De início, meu texto era quase um confessionário direto de situações pelas quais eu passava. Me apaixonei por várias mulheres durante a vida, e essas “musas”, como eu as chamava, me ajudavam a criar personagens bastante realistas. Também lembro que meu estado emocional definia o tom de meus textos. O que eu escrevia girava quase sempre em torno de temáticas amorosas tendo alguma musa como centro, e eu não conseguia sair desse circuito. Anos depois, comecei a me voltar pra fora de mim, escrevendo sobre elementos cotidianos e problemas sociais. Me senti mais crítico, ácido e atento ao redor. Não que eu tenha parado de fazer coisas mais sentimentais ou falar de amor, mas acredito que amadureci ao ponto de poder escolher entre o mundo aqui de dentro e o mundo lá fora, ou até mesmo mesclar os dois. Hoje em dia consigo impedir que meu estado emocional defina o tom do meu texto, de modo que posso escrever coisas felizes mesmo estando triste, ou vice-versa.
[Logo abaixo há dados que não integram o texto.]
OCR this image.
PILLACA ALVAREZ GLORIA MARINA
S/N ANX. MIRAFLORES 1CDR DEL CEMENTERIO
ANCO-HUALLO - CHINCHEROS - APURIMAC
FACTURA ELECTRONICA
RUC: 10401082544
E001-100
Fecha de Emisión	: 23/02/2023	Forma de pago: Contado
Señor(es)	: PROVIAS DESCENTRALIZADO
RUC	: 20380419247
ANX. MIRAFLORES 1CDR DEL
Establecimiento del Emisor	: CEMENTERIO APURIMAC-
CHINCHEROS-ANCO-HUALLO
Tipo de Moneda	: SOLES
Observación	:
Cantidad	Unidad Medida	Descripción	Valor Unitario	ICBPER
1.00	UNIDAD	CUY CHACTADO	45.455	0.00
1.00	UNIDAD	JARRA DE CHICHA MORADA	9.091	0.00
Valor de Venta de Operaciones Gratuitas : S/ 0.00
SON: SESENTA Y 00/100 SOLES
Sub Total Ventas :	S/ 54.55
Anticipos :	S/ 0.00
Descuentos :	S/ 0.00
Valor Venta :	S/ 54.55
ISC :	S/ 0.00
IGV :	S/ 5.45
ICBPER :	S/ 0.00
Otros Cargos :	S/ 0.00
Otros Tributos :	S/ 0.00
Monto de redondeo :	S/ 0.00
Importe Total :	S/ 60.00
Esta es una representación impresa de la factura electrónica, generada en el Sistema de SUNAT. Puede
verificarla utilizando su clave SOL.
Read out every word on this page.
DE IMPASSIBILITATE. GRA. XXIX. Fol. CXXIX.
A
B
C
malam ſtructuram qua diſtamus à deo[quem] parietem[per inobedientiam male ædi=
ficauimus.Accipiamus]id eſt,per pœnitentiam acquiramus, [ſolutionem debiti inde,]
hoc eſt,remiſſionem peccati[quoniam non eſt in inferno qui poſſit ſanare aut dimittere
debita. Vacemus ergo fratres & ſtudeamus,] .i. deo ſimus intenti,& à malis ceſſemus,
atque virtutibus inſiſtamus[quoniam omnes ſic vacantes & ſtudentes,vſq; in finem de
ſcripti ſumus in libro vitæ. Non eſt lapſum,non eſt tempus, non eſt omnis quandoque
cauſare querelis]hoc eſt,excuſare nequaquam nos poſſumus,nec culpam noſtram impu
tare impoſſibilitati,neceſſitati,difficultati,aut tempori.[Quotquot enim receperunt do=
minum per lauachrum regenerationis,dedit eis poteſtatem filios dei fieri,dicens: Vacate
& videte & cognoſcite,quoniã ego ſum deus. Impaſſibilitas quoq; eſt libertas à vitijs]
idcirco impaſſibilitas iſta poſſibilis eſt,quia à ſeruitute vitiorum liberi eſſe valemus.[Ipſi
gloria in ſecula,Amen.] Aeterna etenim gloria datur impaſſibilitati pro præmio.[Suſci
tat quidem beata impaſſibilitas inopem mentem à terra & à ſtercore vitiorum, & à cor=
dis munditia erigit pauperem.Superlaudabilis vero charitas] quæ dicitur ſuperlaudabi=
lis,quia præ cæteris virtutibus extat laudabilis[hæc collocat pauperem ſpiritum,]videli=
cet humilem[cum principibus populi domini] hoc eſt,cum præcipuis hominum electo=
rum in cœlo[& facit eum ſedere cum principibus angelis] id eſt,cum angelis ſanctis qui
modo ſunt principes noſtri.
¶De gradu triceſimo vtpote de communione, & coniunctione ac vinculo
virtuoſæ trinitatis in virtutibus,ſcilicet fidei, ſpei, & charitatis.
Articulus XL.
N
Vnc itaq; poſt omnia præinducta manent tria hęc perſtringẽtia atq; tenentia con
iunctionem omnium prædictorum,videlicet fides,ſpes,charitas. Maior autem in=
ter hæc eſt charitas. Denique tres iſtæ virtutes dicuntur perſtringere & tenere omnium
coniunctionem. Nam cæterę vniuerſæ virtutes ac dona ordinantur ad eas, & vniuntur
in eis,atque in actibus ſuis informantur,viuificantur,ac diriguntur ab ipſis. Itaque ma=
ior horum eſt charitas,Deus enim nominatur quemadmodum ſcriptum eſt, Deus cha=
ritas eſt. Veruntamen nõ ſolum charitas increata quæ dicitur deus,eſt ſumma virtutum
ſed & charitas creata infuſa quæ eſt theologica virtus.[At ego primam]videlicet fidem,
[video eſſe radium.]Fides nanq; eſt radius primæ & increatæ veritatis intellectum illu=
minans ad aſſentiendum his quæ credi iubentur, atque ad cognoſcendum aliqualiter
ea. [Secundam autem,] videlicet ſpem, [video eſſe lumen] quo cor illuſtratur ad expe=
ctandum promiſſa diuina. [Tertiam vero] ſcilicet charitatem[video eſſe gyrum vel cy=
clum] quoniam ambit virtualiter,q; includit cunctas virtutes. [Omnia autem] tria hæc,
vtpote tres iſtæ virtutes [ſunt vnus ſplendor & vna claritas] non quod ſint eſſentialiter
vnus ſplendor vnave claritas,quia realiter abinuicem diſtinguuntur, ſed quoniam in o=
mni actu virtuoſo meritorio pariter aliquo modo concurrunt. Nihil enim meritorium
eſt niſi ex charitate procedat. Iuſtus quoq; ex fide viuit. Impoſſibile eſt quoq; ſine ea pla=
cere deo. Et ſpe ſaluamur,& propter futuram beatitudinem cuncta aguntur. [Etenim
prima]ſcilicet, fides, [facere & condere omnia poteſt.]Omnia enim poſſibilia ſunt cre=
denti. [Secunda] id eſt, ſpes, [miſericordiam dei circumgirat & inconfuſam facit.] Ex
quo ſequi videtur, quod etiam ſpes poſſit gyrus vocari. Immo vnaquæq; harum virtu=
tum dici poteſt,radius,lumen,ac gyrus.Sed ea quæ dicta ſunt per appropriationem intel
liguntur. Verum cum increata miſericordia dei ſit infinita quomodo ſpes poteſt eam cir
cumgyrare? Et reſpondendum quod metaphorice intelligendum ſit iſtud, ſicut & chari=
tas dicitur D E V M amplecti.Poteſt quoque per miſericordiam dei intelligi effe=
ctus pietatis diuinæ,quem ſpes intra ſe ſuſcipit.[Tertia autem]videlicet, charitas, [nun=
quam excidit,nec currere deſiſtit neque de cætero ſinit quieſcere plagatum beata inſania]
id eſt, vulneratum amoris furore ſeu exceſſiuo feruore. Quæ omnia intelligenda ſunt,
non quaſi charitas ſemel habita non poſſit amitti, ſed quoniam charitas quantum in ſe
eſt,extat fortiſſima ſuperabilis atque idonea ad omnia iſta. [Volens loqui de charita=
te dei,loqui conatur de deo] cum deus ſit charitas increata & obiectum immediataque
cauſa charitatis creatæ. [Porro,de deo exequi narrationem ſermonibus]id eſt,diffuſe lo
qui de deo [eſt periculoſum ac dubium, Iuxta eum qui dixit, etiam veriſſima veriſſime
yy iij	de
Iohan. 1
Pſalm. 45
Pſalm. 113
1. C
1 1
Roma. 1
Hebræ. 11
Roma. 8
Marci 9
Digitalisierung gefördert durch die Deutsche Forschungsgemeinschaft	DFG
Se eu pudesse voltar à escrita de meus primeiros textos, diria a mim mesmo um clichê, mas que por isso mesmo abriga muita verdade: não conte tanto os passos dados e aproveite mais o caminho.
Que projeto você gostaria de fazer, mas ainda não começou? Que livro você gostaria de ler e ele ainda não existe?
Tenho muitos projetos engavetados, tantos que nem sei se apenas uma encarnação é suficiente. Entre eles, destaco um em especial, um romance que se passa em um futuro pós-apocalíptico e tem vários elementos de ficção científica. Imagino que deva ser bem divertido fazer algo do tipo, e é com dor no coração que coloquei um outro romance na frente dele, o primeiro da minha vida. Ele tem uma temática mais juvenil e amorosa, e está sendo um laboratório muito desafiador. Apesar disso, acho que terminar esse romance amoroso vai me ajudar no de ficção científica, e nos próximos.
O livro que eu gostaria de ler e não existe eu tenho certeza de que nunca vai ser escrito: ao terminar de ler Dom Casmurro, quis muito ler a mesma história contada do ponto de vista da Capitu, só que escrita pelo próprio Machado. Ainda que alguém faça algo do tipo, é quase impossível manter o nível machadiano, e mesmo que alguém consiga, ainda assim não vai ser a mesma coisa que o Machado escrevendo. Se essa ideia fosse bem executada atualmente, poderia causar discussões interessantes na literatura. Por outro lado, se o próprio Machado tivesse feito um “Dom Casmurro segundo Capitu”, o Dom Casmurro não teria tido o mesmo impacto que teve. Talvez seja melhor tudo como está.